Inside Seven
Current Issue: September 2014
The storms of 2004/2005 brought further destruction to the already-battered highway.

by  Judy Gish
Issue Date: 10/2008

Neither rain, nor sleet, nor snow, etc. can keep Disrict 7 from opening up this challenging route.

If there ever was a hard road, it’s District 7’s portion of Highway 39, 27 miles that runs from the Angeles Forest Information Center at the northern Azusa city limits to the junction of Angeles Crest Highway (SR-2).

Pounded by rain, snow, landslides, fires and everything else Mother Nature can throw at it, the highway has been one of District 7’s biggest challenges for decades, since the massive Snow Springs slide in 1977 destroyed the original alignment and drainage systems, said Maintenance East Region Superintendent Vern Gemeinhardt.

“That slide had just been cleared and the highway reopened when a second slide blocked the entire highway and the three drainage systems with hundreds of thousands of cubic yards of large rock and soil debris,” Gemeinhardt said. “Before that debris could be cleared, additional slides destroyed large sections of the pavement, roadbed, engineered fill slope and drainage systems.”

Subsequently, the highway was closed with locking gates above and below the slide, and remains closed to this day. “Efforts to rebuild the highway were stymied by the scale of the slide damage and the lack of available funding for engineering work,” he said. Meanwhile, additional slides and harsh winters over the years continued to compound the damage, while Maintenance fought an uphill battle (literally) to keep the site stable.

Efforts to reestablish emergency access across the slide face began in 1996. By that time, Gemeinhardt said, the original roadbed and pavement were almost completely gone and the slope had eroded an additional 100-plus feet from the designed highway alignment.

The work consisted of placing and compacting heavy rock and slough debris to create an access lane, which was removed from the roadway and drainage flow lines. Then, a nearly seven-foot earthen berm composed of compacted native material was constructed on the down-slope side of the access road. “A wide cleared area on the right side help capture and contain slide debris,” Gemeinhardt said. “The berm also serves to direct storm run-off to the remaining (functioning) drainage inlets.”

Then came the El Nino winter of 1997-98, which brought onslaughts of rock and debris onto the closed section of the highway, blocking the road and drainage flow lines to the surviving highway drainage systems. Again, work was needed to clear the material from the highway and use it to strengthen the emergency access lane support slope at the Snow Springs site.

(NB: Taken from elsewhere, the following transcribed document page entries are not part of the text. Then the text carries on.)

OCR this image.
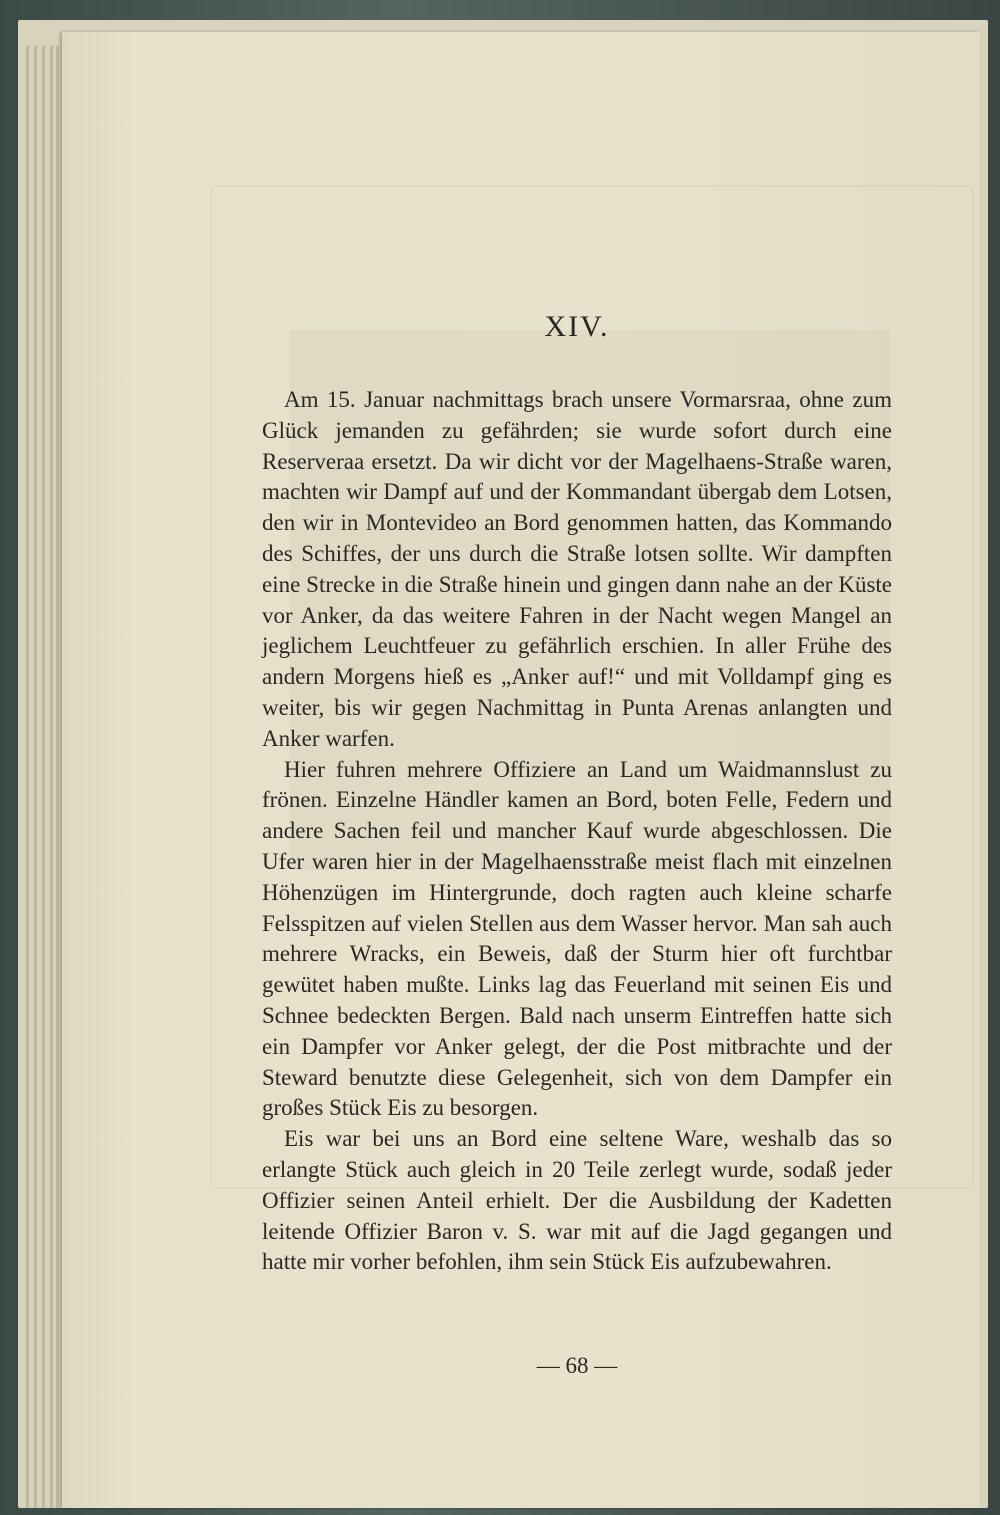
XIV.

Am 15. Januar nachmittags brach unsere Vormarsraa, ohne zum Glück jemanden zu gefährden; sie wurde sofort durch eine Reserveraa ersetzt. Da wir dicht vor der Magelhaens-Straße waren, machten wir Dampf auf und der Kommandant übergab dem Lotsen, den wir in Montevideo an Bord genommen hatten, das Kommando des Schiffes, der uns durch die Straße lotsen sollte. Wir dampften eine Strecke in die Straße hinein und gingen dann nahe an der Küste vor Anker, da das weitere Fahren in der Nacht wegen Mangel an jeglichem Leuchtfeuer zu gefährlich erschien. In aller Frühe des andern Morgens hieß es „Anker auf!“ und mit Volldampf ging es weiter, bis wir gegen Nachmittag in Punta Arenas anlangten und Anker warfen.

Hier fuhren mehrere Offiziere an Land um Waidmannslust zu frönen. Einzelne Händler kamen an Bord, boten Felle, Federn und andere Sachen feil und mancher Kauf wurde abgeschlossen. Die Ufer waren hier in der Magelhaensstraße meist flach mit einzelnen Höhenzügen im Hintergrunde, doch ragten auch kleine scharfe Felsspitzen auf vielen Stellen aus dem Wasser hervor. Man sah auch mehrere Wracks, ein Beweis, daß der Sturm hier oft furchtbar gewütet haben mußte. Links lag das Feuerland mit seinen Eis und Schnee bedeckten Bergen. Bald nach unserm Eintreffen hatte sich ein Dampfer vor Anker gelegt, der die Post mitbrachte und der Steward benutzte diese Gelegenheit, sich von dem Dampfer ein großes Stück Eis zu besorgen.

Eis war bei uns an Bord eine seltene Ware, weshalb das so erlangte Stück auch gleich in 20 Teile zerlegt wurde, sodaß jeder Offizier seinen Anteil erhielt. Der die Ausbildung der Kadetten leitende Offizier Baron v. S. war mit auf die Jagd gegangen und hatte mir vorher befohlen, ihm sein Stück Eis aufzubewahren.

— 68 —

“Heavy winter rain, deep snowfall, and extreme temperature variations increase the frequency and volume of this rock and debris fall,” Gemeinhardt said. “Maintenance crews clear this material from the pavement and shoulders on a year-round basis to maintain drainage flow-line efficiency, to allow continued emergency access through the closed section, and to protect traffic from the debris.” This material is always placed in permanent storage locations approved by the U.S. Forest Service, working together with Caltrans office of Environmental Planning, State and Federal regulatory agencies, he added.

During the dry season, from May into early November, other on-going Maintenance efforts include: removing slough from the roadway shoulders, draining inlets and flow-lines in preparation for storm run-off and to provide maximum temporary storage capacity for winter slough volumes and repairing/reinforcing roadside berms.

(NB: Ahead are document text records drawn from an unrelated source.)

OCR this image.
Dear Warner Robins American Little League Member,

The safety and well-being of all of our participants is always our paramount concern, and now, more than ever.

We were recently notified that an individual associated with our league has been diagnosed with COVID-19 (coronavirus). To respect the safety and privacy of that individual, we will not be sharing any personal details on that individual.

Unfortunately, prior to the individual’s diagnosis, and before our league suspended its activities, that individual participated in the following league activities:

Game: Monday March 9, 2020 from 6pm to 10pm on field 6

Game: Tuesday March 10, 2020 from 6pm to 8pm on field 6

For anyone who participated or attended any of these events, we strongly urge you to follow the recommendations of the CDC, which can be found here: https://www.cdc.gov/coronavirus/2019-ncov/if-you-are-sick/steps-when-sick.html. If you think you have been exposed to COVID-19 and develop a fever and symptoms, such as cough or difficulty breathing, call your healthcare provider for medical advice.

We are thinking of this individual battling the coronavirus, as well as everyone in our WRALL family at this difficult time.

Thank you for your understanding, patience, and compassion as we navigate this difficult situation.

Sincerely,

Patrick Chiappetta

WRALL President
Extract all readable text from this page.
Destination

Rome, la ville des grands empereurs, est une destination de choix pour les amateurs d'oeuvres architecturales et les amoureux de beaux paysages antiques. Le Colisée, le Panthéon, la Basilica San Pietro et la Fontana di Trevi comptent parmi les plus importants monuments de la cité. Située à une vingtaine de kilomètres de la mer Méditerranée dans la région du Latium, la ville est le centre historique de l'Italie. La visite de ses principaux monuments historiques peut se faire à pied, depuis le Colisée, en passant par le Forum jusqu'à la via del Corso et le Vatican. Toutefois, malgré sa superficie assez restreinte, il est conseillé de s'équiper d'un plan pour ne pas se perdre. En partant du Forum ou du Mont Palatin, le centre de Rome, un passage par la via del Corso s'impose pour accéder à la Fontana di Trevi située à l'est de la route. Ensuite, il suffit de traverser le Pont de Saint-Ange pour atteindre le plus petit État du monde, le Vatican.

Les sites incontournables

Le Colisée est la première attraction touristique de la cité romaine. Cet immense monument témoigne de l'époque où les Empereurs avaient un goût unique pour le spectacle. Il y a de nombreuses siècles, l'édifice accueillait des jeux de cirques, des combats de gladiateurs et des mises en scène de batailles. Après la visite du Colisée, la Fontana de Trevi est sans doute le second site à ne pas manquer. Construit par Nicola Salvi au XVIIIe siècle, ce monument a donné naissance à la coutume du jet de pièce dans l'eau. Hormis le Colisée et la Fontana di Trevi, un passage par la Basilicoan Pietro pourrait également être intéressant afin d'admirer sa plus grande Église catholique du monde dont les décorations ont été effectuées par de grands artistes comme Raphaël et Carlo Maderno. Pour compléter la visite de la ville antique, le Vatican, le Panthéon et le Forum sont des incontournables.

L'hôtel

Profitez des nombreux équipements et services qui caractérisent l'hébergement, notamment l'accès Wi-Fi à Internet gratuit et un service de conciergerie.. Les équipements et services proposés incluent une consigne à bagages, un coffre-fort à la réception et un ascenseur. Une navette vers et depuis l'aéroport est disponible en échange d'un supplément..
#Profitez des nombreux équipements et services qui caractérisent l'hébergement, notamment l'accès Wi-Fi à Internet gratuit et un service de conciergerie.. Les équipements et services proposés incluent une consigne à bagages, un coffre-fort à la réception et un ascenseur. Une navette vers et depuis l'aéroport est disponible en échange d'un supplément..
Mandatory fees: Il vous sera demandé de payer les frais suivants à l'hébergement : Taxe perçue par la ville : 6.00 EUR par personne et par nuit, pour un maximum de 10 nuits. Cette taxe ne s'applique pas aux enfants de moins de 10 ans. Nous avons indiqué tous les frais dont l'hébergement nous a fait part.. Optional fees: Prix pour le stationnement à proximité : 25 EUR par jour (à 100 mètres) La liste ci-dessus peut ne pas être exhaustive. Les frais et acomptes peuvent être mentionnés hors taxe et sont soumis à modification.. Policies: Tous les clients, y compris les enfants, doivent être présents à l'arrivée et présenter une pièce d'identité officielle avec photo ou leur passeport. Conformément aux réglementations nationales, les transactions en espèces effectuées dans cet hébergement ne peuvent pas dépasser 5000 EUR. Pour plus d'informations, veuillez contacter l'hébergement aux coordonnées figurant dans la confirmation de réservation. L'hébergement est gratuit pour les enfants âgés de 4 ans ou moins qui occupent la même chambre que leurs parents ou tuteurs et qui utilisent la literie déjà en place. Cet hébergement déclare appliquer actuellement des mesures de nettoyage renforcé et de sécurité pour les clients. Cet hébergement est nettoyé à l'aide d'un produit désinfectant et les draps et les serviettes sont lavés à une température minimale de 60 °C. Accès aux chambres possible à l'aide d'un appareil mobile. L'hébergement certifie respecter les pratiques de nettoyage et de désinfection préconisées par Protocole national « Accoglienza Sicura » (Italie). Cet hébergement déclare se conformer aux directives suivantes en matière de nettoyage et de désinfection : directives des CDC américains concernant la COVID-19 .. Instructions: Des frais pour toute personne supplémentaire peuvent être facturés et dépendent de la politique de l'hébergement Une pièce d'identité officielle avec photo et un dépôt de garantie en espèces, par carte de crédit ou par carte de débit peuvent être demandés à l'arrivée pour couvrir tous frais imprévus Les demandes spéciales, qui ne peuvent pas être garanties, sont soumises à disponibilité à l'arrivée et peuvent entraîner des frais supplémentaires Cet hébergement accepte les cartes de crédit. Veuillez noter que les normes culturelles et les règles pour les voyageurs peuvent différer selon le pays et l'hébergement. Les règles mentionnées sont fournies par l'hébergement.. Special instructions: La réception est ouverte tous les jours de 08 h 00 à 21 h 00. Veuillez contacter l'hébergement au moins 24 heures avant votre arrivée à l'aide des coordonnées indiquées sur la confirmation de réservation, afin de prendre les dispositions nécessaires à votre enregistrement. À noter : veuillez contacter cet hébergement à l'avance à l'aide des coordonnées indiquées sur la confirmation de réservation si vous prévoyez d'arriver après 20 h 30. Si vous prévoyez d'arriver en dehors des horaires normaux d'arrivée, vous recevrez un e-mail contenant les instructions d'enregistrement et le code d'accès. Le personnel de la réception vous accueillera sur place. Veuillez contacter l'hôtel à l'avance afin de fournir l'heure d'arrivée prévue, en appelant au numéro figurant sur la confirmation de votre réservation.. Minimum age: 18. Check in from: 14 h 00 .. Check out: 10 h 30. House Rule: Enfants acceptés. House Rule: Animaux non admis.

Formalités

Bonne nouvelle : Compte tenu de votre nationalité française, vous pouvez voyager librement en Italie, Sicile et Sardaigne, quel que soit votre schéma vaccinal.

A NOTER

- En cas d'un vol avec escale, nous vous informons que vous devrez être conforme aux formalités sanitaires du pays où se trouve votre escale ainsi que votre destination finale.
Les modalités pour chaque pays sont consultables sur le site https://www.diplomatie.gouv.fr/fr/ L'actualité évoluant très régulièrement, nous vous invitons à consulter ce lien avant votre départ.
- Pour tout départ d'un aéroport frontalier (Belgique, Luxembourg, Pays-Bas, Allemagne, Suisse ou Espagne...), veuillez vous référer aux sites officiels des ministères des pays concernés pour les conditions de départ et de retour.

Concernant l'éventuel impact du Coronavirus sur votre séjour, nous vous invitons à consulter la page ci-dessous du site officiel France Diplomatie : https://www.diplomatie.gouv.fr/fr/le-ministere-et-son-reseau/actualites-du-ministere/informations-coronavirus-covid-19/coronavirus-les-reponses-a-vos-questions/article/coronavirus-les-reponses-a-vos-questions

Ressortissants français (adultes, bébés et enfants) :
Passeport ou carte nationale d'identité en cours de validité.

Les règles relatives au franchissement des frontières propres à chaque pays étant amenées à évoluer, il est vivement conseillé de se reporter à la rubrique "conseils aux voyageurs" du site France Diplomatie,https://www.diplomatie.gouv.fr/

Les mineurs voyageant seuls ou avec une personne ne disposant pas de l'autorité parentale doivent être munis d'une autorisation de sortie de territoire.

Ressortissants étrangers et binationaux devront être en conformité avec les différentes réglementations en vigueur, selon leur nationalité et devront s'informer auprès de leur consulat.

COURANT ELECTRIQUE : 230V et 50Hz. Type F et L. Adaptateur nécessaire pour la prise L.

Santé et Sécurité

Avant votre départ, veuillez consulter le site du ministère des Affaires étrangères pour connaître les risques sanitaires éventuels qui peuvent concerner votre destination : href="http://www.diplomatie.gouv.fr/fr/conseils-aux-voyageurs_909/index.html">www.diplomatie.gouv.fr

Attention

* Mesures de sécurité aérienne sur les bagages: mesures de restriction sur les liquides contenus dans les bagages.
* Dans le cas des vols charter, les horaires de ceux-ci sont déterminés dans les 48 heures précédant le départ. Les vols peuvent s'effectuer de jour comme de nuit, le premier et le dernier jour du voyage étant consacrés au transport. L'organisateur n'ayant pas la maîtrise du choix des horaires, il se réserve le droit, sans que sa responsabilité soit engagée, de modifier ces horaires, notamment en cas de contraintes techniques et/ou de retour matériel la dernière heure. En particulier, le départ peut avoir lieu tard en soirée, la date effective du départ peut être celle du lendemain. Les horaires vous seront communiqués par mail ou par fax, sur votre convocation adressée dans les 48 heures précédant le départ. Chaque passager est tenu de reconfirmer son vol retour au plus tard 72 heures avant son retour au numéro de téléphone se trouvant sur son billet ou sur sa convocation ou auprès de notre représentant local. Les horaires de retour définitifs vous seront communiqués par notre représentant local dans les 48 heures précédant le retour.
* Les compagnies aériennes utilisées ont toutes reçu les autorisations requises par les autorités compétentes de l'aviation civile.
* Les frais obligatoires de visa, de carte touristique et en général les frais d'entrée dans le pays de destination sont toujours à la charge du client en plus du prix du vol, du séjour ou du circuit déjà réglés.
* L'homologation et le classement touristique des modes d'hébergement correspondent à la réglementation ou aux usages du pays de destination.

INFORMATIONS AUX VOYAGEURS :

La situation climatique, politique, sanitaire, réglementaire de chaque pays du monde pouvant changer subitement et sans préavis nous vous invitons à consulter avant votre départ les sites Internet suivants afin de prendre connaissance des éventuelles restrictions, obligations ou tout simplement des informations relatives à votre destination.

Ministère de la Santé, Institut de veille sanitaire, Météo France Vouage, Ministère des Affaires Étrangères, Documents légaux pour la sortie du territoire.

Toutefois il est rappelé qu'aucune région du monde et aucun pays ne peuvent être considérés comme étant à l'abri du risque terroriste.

This might seem like a lot of work just to maintain an impassible highway, but it’s an obligation Caltrans must fulfill, said Damage Restoration Coordinator Bill Varley. “The District has a long-term commitment this highway.”

At one point, he added, Caltrans looked at abandoning the highway to the U.S. Forrest Service, but the agency would only accept it if we returned it to wilderness conditions, which would have been even more costly than re-opening it.

Following severe fires in 2002 and the storms of 2004/2005, Highway 39 was declared a state and federal disaster area, Varley said, and the road was closed at the bottom of the hill. Repair work was performed from the bottom progressing up the hill and several sections were completed under that emergency contract. However, seven sites remained that required engineered fill or retaining walls.

Two projects that will address those issues and get the highway reopened are scheduled for construction soon. The first, building two retaining walls near the city of Azusa from Old San Gabriel Canyon Road to approximately four miles south of SR-2, could begin in mid-2009. The second, a $45 million project to reconstruct the roadway, construct soldier pile retaining walls, repair drainage systems, install rock fall protection, and provide asphalt concrete overlay and traffic striping, should begin in fall 2010.

This begs the inevitable question: what happens when the next big storm/fire/slide hits? Varley said the project includes measures to control rock fall and run-off. And Caltrans will continue to maintain the road. As far as future damage is concerned, he said, “That’s the challenge of Route 39.”









Weather damage has left Highway 39 in extremely precipitous condition. Mud and rock slides have been a major threat for decades. This is one of the sites where a planned repair project will be implemented. District 7 Maintenance performs snow removal operations on Highway 39.